今回のデートは、風鈴を購入して帰宅した。でも、リヒトの用意周到さには脱帽である。新しい住人が増えるのは、楽しみだ。いい人限定だけど。
そう言えば、この村って子供がいないんだよね。なんて思ってたら、村の子供は街の学校に行っているらしい。だから、ローランやレックスたち家族は、街暮らしなんだ。
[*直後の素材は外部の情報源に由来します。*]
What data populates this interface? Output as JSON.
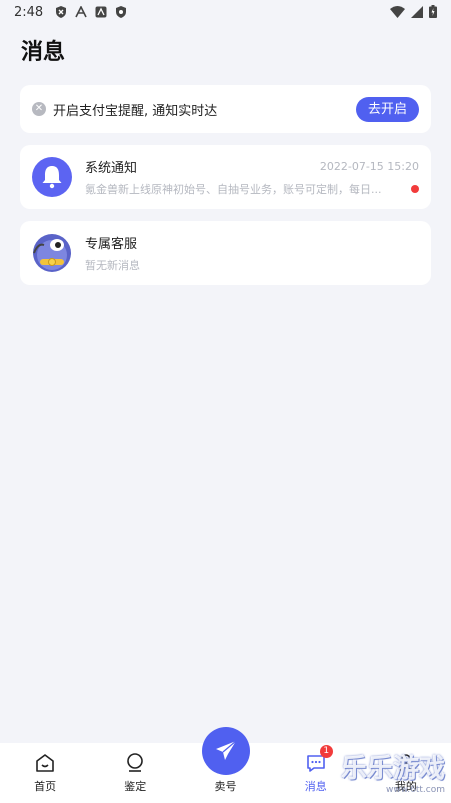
{
  "status_bar": {
    "time": "2:48"
  },
  "header": {
    "title": "消息"
  },
  "notice": {
    "text": "开启支付宝提醒, 通知实时达",
    "button_label": "去开启"
  },
  "messages": [
    {
      "name": "系统通知",
      "time": "2022-07-15 15:20",
      "preview": "氪金兽新上线原神初始号、自抽号业务，账号可定制，每日...",
      "unread": true,
      "avatar_icon": "bell-icon"
    },
    {
      "name": "专属客服",
      "time": "",
      "preview": "暂无新消息",
      "unread": false,
      "avatar_icon": "monster-avatar"
    }
  ],
  "tabbar": {
    "items": [
      {
        "label": "首页",
        "icon": "home-icon"
      },
      {
        "label": "鉴定",
        "icon": "appraise-icon"
      },
      {
        "label": "卖号",
        "icon": "send-icon"
      },
      {
        "label": "消息",
        "icon": "chat-icon",
        "badge": "1",
        "active": true
      },
      {
        "label": "我的",
        "icon": "user-icon"
      }
    ]
  },
  "watermark": {
    "text": "乐乐游戏",
    "site": "www.6tt.com"
  },
  "colors": {
    "accent": "#5060f0",
    "background": "#f3f4f9",
    "unread": "#f23b3b"
  }
}
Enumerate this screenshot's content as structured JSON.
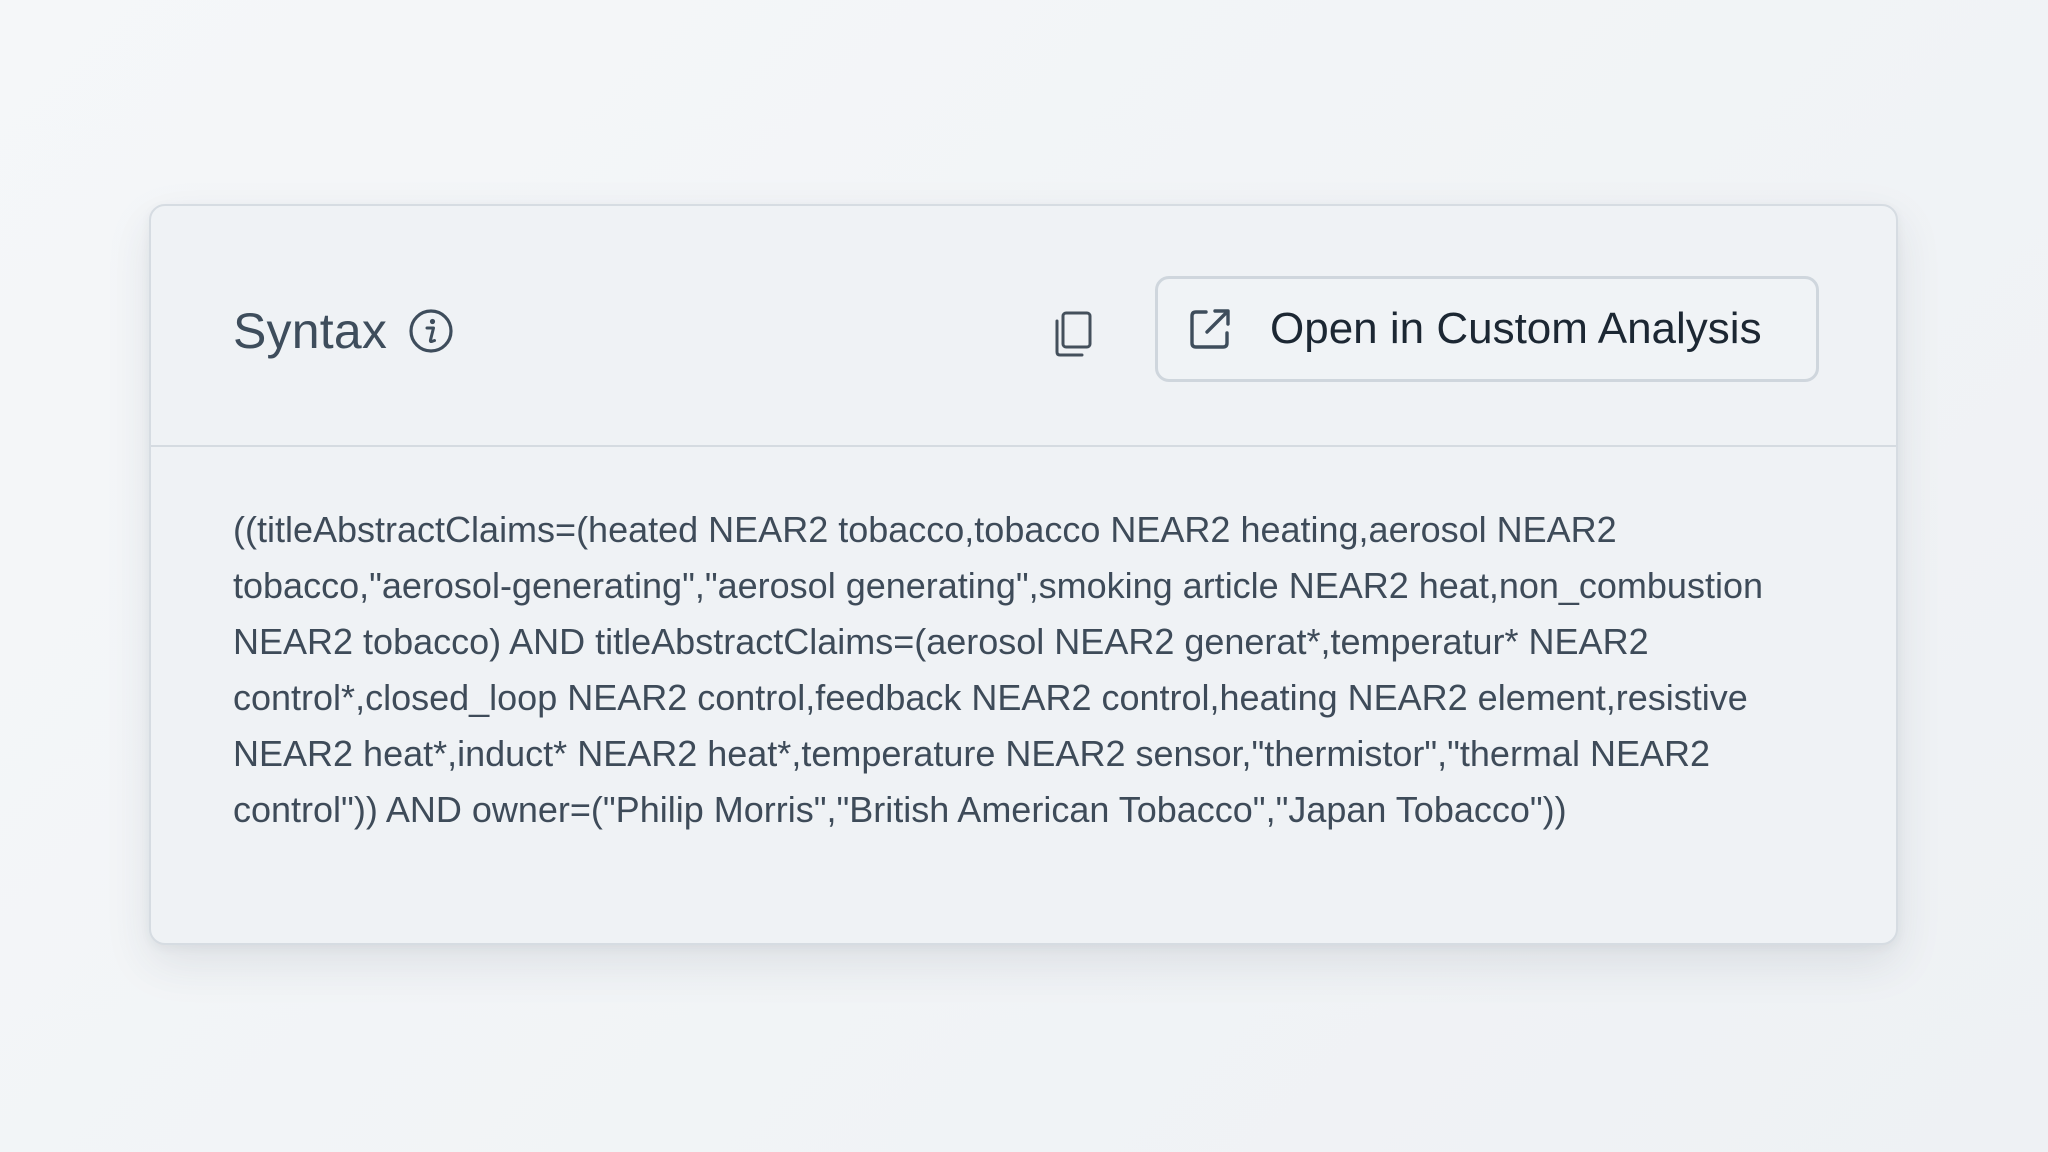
{
  "panel": {
    "title": "Syntax",
    "open_button_label": "Open in Custom Analysis",
    "syntax_text": "((titleAbstractClaims=(heated NEAR2 tobacco,tobacco NEAR2 heating,aerosol NEAR2 tobacco,\"aerosol-generating\",\"aerosol generating\",smoking article NEAR2 heat,non_combustion NEAR2 tobacco) AND titleAbstractClaims=(aerosol NEAR2 generat*,temperatur* NEAR2 control*,closed_loop NEAR2 control,feedback NEAR2 control,heating NEAR2 element,resistive NEAR2 heat*,induct* NEAR2 heat*,temperature NEAR2 sensor,\"thermistor\",\"thermal NEAR2 control\")) AND owner=(\"Philip Morris\",\"British American Tobacco\",\"Japan Tobacco\"))"
  },
  "icons": {
    "info": "info-icon",
    "copy": "copy-icon",
    "open": "external-link-icon"
  },
  "colors": {
    "card_background": "#eff2f5",
    "title_text": "#3e4d5c",
    "button_text": "#1c2733",
    "border": "#d5dbe1"
  }
}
それはそうと、最近、シェリーとレントがいい雰囲気らしい。一歳年上の彼女、うん、いいよね。
家に帰ると、直ぐに夕食の準備。
「莉亜、どうしたの?」
そう、今の私は熱心にリヒトを見詰めていた。住人が増えて、また、ゴタゴタにならなければいいな。
「莉亜?」
目の前にリヒトの顔。
「ヒャッ!?」
後ろに引っ繰り返りそうになって慌てると、リヒトの腕に支えられた。
「莉亜、大丈夫?」
「あ、ありがとう。大丈夫。え、リヒト?」
優しく抱き締められ、背を撫でられる。
「前にも言ったけど、住人は増えていく。それに比例して色々なことがあるかもしれない。でも、あのイルミナさんが吟味してくれるみたいだから、そう可笑しな人は来ないはずだよ。」
「そうなの?」
「店を遣ってると、色々と聞こえて来るんだ。それと、心配なのは僕だって同じ。こんな愛らしくて可愛い莉亜が僕の婚約者なんだ。心配の一つや二つするのは当たり前だよ。」
その心配は必要ないと思うんだけど・・・。
「じゃあ、これからも私を夢中にさせてくれる?」
「喜んで。僕は今でも莉亜に夢中だけど。早くご飯食べて、愛を育もうね。」
ん?そういう意味じゃ・・・まぁ、拒否はしないけど。